The Bitcoin “value overflow incident” on August 15, 2010 is probably the closest thing and that didn't affect the price much (though one BTC was around 8c at the time)

[weakened_malloc]

This time you'll have hundreds of billions of BTC that will be hacked by someone who will probably instantly unload it. In that scenario it's hard to see the price of it not dropping >90%, so you'd have to think people would prefer a roll back.

That said, I don't know how you could even do a roll back, you're not rolling back to a 'safe' state since the keys aren't safe at that point.

[pants2]

Very good point on the roll-back.

However in terms of the hack, Bitcoin is slow - most exchanges require a few confirmations so it's 30+ minutes to land a deposit in Coinbase/Binance at minimum, and a transfer that huge would instantly set off alarms.
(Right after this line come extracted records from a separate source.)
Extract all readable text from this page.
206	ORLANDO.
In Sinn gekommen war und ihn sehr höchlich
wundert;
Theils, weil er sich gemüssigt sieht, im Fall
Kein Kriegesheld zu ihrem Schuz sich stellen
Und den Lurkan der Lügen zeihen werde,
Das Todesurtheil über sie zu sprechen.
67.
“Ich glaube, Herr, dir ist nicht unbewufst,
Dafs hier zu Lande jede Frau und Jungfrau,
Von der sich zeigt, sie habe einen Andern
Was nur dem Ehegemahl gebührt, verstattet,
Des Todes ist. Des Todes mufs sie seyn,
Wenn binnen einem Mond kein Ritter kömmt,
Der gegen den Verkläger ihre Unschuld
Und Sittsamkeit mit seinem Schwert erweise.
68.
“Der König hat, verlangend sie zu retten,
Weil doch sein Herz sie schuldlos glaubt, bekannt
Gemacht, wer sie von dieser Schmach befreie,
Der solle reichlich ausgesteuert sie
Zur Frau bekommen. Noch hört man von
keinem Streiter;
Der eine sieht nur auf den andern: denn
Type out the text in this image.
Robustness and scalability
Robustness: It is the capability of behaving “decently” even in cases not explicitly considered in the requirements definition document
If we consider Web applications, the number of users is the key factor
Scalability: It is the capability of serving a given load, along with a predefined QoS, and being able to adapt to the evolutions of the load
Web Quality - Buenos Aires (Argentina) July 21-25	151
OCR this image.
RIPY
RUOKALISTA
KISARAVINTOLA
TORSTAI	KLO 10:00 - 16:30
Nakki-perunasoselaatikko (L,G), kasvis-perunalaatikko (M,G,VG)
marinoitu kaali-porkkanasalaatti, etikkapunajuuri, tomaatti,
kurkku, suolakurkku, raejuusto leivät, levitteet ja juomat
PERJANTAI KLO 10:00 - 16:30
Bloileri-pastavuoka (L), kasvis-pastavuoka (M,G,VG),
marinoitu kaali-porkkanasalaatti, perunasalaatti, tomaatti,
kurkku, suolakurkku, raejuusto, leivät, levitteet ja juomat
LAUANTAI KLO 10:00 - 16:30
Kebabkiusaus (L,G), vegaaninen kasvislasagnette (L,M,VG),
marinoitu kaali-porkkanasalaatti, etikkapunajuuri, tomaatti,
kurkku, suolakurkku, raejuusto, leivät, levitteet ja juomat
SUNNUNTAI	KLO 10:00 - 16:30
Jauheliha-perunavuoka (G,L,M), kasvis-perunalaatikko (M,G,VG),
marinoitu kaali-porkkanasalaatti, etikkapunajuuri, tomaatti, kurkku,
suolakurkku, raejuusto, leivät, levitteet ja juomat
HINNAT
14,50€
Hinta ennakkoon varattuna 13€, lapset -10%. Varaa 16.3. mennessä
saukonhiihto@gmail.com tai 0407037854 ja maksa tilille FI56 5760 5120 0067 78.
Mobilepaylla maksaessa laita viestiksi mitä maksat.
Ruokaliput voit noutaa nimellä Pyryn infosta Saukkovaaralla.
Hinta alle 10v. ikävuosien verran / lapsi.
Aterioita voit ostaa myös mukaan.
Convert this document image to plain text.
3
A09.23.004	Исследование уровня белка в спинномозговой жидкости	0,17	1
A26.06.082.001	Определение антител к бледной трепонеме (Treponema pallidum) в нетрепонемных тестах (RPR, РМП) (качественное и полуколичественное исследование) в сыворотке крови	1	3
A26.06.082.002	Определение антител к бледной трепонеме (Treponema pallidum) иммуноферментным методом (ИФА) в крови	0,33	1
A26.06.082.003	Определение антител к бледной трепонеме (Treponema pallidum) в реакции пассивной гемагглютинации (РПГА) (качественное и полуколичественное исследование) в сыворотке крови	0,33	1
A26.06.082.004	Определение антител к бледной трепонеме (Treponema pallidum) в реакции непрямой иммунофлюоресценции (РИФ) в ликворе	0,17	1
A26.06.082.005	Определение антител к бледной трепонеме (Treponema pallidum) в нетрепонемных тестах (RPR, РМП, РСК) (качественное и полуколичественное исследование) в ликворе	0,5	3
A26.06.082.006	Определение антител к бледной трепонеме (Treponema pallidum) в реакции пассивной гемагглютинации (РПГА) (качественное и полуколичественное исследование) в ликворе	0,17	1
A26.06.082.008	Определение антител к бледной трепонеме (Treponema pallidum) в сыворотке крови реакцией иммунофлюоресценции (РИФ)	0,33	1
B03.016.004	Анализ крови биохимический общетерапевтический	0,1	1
Seems unlikely that they would be able to unload that much.

[wmf]

Coinbase would definitely go into buy-only mode during a major crash but that just means people would scream while they watch futures/perps go to zero.

"If you're first out the door, that's not called panicking."

[extraduder_ire]

"Instantly" being at least ten minutes (average) in this case.

[glerk]

Letting the hack stand means the chain comes to a halt and all value is destroyed? Even if you’re a staunch bitcoin purist, I don’t think that’s the path you want to go on.

[wmf]

The chain wouldn't halt because mining won't be affected by quantum. If you see hacks happening you could race to move your coins into a PQ wallet before the hackers do. I'm assuming that PQ software will be available before the hacks. I agree that this is a very bad scenario.

[block_dagger]

I'd argue there may be an increase in value over time if the community handles the fork well.

[avazhi]

And you’d get laughed at for that argument.

[ciupicri]

In my humble opinion (because I'm not a "crypto investor"), Ethereum lost all credibility with that fork. You can't trust a system/currency that changes the rules like that.

[latchkey]

I believe actions speak louder than words. Their continued execution, including successfully switching engines mid-flight (The Merge), has earned them a bit of reprieve in your view.

[ciupicri]

Speaking of actions and words, what good is a contract if it can't be enforced? So I find hard to trust Ethereum.

All that new stuff could change the point of view if it were some ordinary software, but since we're talking about a currency, trust is very hard to regain. How can someone be sure that they won't change their mind again?

I haven't followed the evolution of Dogecoin, but even that sounds more reliable and at least it doesn't pretend to be taken seriously.

[tuckwat]

BTC thrives on hype and hope that others will buy in. A successful quantum attack would obliterate the value and future value.